С полминуты он стоял, привыкая к полумраку спальни. За эти секунды мы ползком под кроватями пролезли к своим местам и одетыми, в ботинках нырнули под одеяла.

А он, оказывается, десять минут назад заходил и видел, что нас троих всё ещё нет. И, вдруг, мы на местах, в постельках!

А первым по его маршруту был я.

– Встать!

Я молча встаю. Полностью одет. И обут. Нервы фронтовика-воспитателя срываются и он шлёпает меня. Не сильно, но от души.

Рота ревёт. Дежурный офицер забегает, хватает нашего взводного за плечи и уводит его из спальни.

А у нас началось общее обсуждение как самого инцидента, так и вероятных последствий. Совещание авторитетно определяет действия взводного как эмоциональные, полностью оправдывает его и постановляет, что при расследовании происшествия я должен признать себя, и только себя, виновным.

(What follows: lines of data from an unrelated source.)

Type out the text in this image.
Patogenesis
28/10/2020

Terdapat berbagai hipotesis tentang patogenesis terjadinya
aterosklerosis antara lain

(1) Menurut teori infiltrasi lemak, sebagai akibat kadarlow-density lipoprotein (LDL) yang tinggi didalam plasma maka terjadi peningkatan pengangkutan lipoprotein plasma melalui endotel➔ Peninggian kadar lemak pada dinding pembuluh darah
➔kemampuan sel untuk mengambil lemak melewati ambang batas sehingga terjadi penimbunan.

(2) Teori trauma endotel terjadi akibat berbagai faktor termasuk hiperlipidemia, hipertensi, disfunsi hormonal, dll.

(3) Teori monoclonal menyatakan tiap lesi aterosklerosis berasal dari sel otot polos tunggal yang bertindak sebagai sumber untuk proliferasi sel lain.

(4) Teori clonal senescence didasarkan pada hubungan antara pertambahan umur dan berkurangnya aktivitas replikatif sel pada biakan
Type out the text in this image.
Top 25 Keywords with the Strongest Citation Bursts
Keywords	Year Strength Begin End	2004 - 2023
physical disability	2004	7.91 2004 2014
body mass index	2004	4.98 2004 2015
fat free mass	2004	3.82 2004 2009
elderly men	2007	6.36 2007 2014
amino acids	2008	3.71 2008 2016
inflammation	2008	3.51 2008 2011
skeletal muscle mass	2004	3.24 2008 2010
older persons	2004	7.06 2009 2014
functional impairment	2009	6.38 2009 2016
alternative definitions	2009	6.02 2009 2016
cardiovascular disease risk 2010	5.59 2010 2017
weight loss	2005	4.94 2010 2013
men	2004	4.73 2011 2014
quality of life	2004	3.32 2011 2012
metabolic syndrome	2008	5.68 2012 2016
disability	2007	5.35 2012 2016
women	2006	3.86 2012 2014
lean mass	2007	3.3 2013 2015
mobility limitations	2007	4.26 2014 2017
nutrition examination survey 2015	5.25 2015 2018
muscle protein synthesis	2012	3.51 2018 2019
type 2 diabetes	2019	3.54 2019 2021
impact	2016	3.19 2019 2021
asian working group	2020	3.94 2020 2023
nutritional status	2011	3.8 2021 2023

Короче. Взводный, зная, что коллега-дежурный не будет его прикрывать, сам пошёл к начальнику училища. Результат: ему – офицерский суд чести, разжалование из майоров в капитаны. Мне – двойка по поведению за год. Это формально. А реально – при передаче этой истории из уст в уста она обрастала надуманными подробностями и, в конце концов, стала звучать как триллер о несовершеннолетнем преступнике, погубившем карьеру офицера.